4 Concluding remarks

This study reports the unsteady lift force generation and flow development on a pitching aerofoil at \({\mathrm{{Re}}=32,000}\) through time-resolved force and velocity field measurements. We use two predictive lift models. The first model is the linear theory of Theodorsen, which we modified for large-amplitude, asymmetric kinematics. Lift is computed for 20 Fourier harmonics of symmetric and asymmetric smoothed triangular pitching kinematics to satisfy the sinusoidal oscillation assumption in Theodorsen’s theory. The second model is the unsteady thin-aerofoil theory modified for high angles of attack variations. Both models show a remarkable agreement even when there is a large LEV present at the largest pitching amplitude studied (\({\alpha _0 = 64\,^\circ }\)), but the agreement diminishes in some conditions when a coherent LEV-TEV vortex pair is formed.

We develop a data-driven method based on the impulse theory to estimate the vortex force associated with the LEV-TEV vortex pair.
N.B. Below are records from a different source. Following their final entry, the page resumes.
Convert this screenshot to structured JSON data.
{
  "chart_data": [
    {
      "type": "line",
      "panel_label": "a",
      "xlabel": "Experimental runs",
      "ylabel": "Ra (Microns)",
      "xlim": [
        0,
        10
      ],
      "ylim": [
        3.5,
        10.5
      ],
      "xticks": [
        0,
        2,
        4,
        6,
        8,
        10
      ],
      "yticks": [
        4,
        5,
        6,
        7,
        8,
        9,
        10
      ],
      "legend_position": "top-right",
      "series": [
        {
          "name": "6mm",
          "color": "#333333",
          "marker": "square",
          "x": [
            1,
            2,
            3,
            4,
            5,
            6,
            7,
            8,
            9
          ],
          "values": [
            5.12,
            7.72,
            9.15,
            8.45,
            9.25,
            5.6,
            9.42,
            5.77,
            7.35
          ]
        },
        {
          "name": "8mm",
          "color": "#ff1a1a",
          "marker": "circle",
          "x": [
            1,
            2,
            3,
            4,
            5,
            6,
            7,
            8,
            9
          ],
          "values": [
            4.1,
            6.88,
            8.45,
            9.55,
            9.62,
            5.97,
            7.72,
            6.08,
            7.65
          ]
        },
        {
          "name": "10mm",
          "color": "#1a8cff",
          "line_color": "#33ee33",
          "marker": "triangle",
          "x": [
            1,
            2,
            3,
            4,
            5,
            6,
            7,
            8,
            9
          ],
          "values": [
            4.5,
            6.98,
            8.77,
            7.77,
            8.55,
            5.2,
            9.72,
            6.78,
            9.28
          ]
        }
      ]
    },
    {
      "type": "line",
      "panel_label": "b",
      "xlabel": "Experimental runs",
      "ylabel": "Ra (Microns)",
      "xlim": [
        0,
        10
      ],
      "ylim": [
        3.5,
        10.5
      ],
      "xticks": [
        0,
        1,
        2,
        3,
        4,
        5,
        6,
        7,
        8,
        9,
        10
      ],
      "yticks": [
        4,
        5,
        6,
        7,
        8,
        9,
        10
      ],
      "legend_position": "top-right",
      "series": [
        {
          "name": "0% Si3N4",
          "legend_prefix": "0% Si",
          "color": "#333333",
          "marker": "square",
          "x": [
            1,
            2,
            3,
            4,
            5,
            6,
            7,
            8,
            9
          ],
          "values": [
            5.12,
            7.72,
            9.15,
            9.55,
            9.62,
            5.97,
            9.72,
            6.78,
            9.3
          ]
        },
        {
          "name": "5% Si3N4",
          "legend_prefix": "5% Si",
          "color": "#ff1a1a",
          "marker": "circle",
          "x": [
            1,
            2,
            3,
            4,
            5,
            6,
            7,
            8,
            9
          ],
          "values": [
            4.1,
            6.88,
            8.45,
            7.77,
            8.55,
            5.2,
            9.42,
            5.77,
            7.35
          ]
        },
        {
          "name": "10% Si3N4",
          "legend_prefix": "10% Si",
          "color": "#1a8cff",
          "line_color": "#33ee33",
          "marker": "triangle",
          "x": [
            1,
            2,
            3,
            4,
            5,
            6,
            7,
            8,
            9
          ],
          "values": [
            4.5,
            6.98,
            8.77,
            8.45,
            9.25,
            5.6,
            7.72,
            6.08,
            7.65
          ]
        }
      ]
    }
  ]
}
This lift force, which is the rate of change of the vortex pair’s impulse, increases linearly with the strength of vortex pair and the relative streamwise velocity of the TEV with respect to the LEV. This lifting mechanism is not accounted for in Theodorsen’s theory, where the bound circulation is fixed to the solid body and the shed circulation advects at the freestream velocity. When this force component is added to the force predicted by Theodorsen’s theory, the numerical-experimental agreement improves. We therefore conclude that the limiting criterion for Theodorsen’s theory validity is neither whether the boundary layer is attached or separated, nor the formation and separation of the LEV. Instead, for a pitching aerofoil, we find that the limiting criterion is whether the magnitude of the vortex force is significant compared to the force predicted by Theodorsen’s theory. In practice, we observe that the vortex force is significant when a coherent TEV is formed and it advects at a significantly slower streamwise velocity than the freestream velocity.

While these conclusions are based only on the conditions tested in this study, the underling theoretical foundation suggests that they should be applicable to any kinematics. Yet, future work should verify whether these conclusions hold also for plunging and a combination of pitching and plunging kinematics.

Overall, these results pave the way to the development of predictive low-order models for high-amplitude manoeuvres characterised by massive flow separation.